Sc 28560

Fixed oocytes (15 min in 4% PFA; Sigma Aldrich) were permeabilized in 0.1% Triton X-100 for 10 min, washed in PBS supplemented with polyvinyl alcohol (PVA, Sigma Aldrich) and incubated in primary antibodies overnight at 4 °C. The following primary antibodies diluted in PVA/PBS were used: rabbit Ankyrin B (1:150; sc-28560, Santa Cruz), goat Ankyrin B (1:150; sc-14995, Santa Cruz), mouse monoclonal anti-acetylated tubulin (1:150; T6793, Sigma Aldrich), rabbit 4E-BP1(Thr70) (1:500; cs-9455S, CST), rabbit PABP (1:150; sc-28834). Oocytes were then washed 2 × 15 min in PVA/PBS and primary antibodies were detected using relevant Alexa Fluor 488/594/647 conjugates (Invitrogen) diluted to 1:250 for 1 h at room temperature. Washed oocytes (2 × 15 min in PVA/PBS) were mounted onto slides using Vectashield Mounting Medium with DAPI (H-1500, Vector Laboratories). Inverted confocal microscope (Leica SP5) was used for sample visualization. Image quantification and assembly were performed using ImageJ and Adobe Photoshop CS3. Experiments were repeated 3x with 20–30 oocytes per group/experiment.

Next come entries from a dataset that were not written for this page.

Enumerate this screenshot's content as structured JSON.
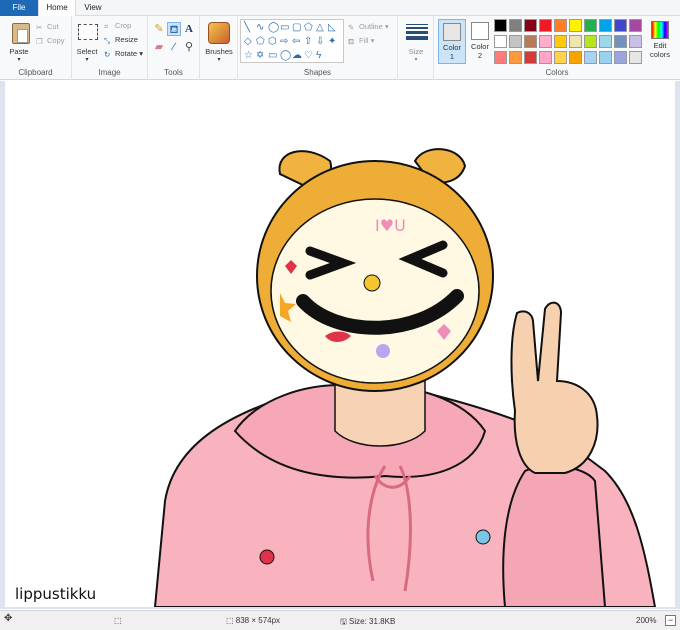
{
  "tabs": {
    "file": "File",
    "home": "Home",
    "view": "View"
  },
  "clipboard": {
    "paste": "Paste",
    "cut": "Cut",
    "copy": "Copy",
    "label": "Clipboard"
  },
  "image": {
    "select": "Select",
    "crop": "Crop",
    "resize": "Resize",
    "rotate": "Rotate",
    "label": "Image"
  },
  "tools": {
    "label": "Tools",
    "active_tool": "select-icon"
  },
  "brushes": {
    "label": "Brushes"
  },
  "shapes": {
    "outline": "Outline",
    "fill": "Fill",
    "label": "Shapes"
  },
  "size": {
    "label": "Size"
  },
  "colors": {
    "color1_label": "Color",
    "color1_num": "1",
    "color2_label": "Color",
    "color2_num": "2",
    "edit_label": "Edit",
    "edit_label2": "colors",
    "label": "Colors",
    "color1": "#e6e6e6",
    "color2": "#ffffff",
    "palette_row1": [
      "#000000",
      "#7f7f7f",
      "#880015",
      "#ed1c24",
      "#ff7f27",
      "#fff200",
      "#22b14c",
      "#00a2e8",
      "#3f48cc",
      "#a349a4"
    ],
    "palette_row2": [
      "#ffffff",
      "#c3c3c3",
      "#b97a57",
      "#ffaec9",
      "#ffc90e",
      "#efe4b0",
      "#b5e61d",
      "#99d9ea",
      "#7092be",
      "#c8bfe7"
    ],
    "palette_row3": [
      "#ff7a7a",
      "#ff9a3c",
      "#d43a3a",
      "#ffa5c8",
      "#ffd24a",
      "#f7a400",
      "#a5d3f5",
      "#9ad1f0",
      "#9aa6e0",
      "#e6e6e6"
    ]
  },
  "canvas": {
    "watermark": "lippustikku"
  },
  "status": {
    "dimensions": "838 × 574px",
    "size": "Size: 31.8KB",
    "zoom": "200%"
  }
}
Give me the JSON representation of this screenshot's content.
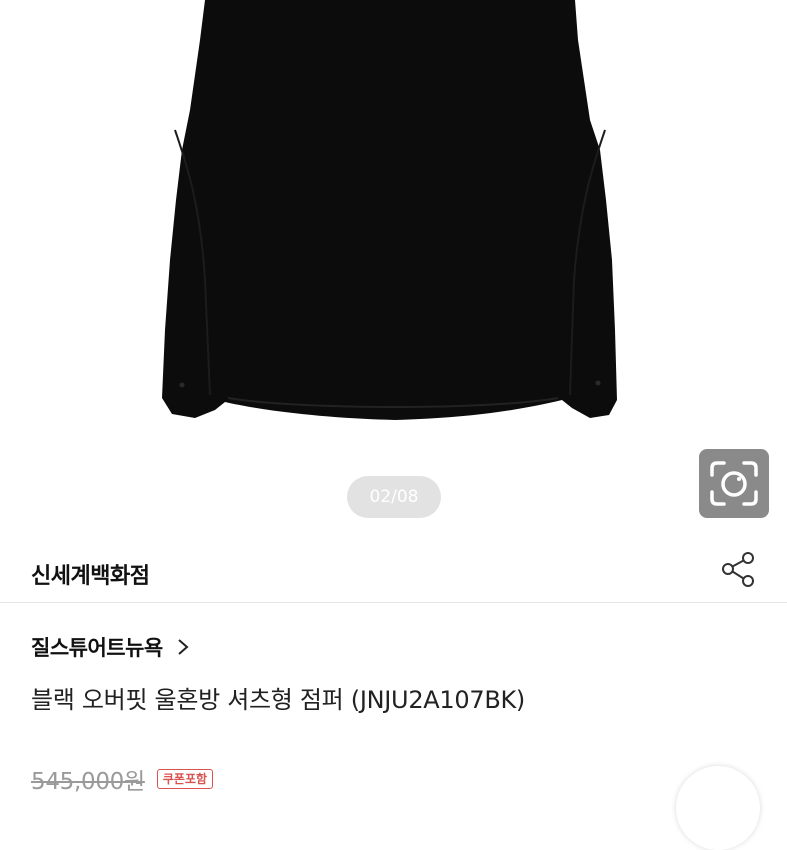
{
  "gallery": {
    "page_indicator": "02/08",
    "image_icon": "black-jacket-image",
    "lens_icon": "camera-lens-icon"
  },
  "store": {
    "name": "신세계백화점",
    "share_icon": "share-icon"
  },
  "product": {
    "brand": "질스튜어트뉴욕",
    "brand_icon": "chevron-right-icon",
    "title": "블랙 오버핏 울혼방 셔츠형 점퍼 (JNJU2A107BK)",
    "original_price": "545,000원",
    "coupon_badge": "쿠폰포함"
  },
  "colors": {
    "coupon": "#d9534f",
    "indicator_bg": "#e2e2e2",
    "lens_bg": "#8a8a8a"
  }
}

An exact number of cells (15–30 oocytes) was washed in PVA/PBS and frozen to −80 °C. Prepared samples were lysed in NuPAGE LDS Sample Buffer (NP0007, Thermo Fisher Scientific) and NuPAGE Sample Reducing Agent (NP0004, Thermo Fisher Scientific) and heated at 100 °C for 5 min. Proteins were separated on precast gradient 4–12% SDS–PAGE gel (Thermo Fisher Scientific) and blotted to Immobilon P membrane (Millipore) in a semidry blotting system (Biometra GmbH) at 5 mA cm⁻² for 25 min. Membranes were then blocked in 5% skimmed milk dissolved in 0.05% Tween-Tris buffer saline (TTBS), pH 7.4 for 1 h. Membranes were incubated overnight at 4 °C with the following antibodies diluted in 1% milk/TTBS: rabbit Ankyrin B (1:500; sc-28560, Santa Cruz) and rabbit GAPDH (1:30 000; G9545, Sigma Aldrich). Secondary antibodies with Peroxidase were used (711-035-152Anti-Rabbit Donkey, or 715-035-151 Anti-Mouse Donkey, both Jackson ImmunoResearch), diluted 1:7500 in 1% milk/TTBS for 1 h at room temperature. ECL (Amersham) was used for visualization of immunodetected proteins on X-ray films. The films were scanned by calibrated densitometer (GS-800, Bio-Rad Laboratories) and quantified in ImageJ. Presented images were cropped from membranes, contrast and brightness was adjusted using Adobe Photoshop CS3. Full images of segments are shown in Suppl. Fig. 5.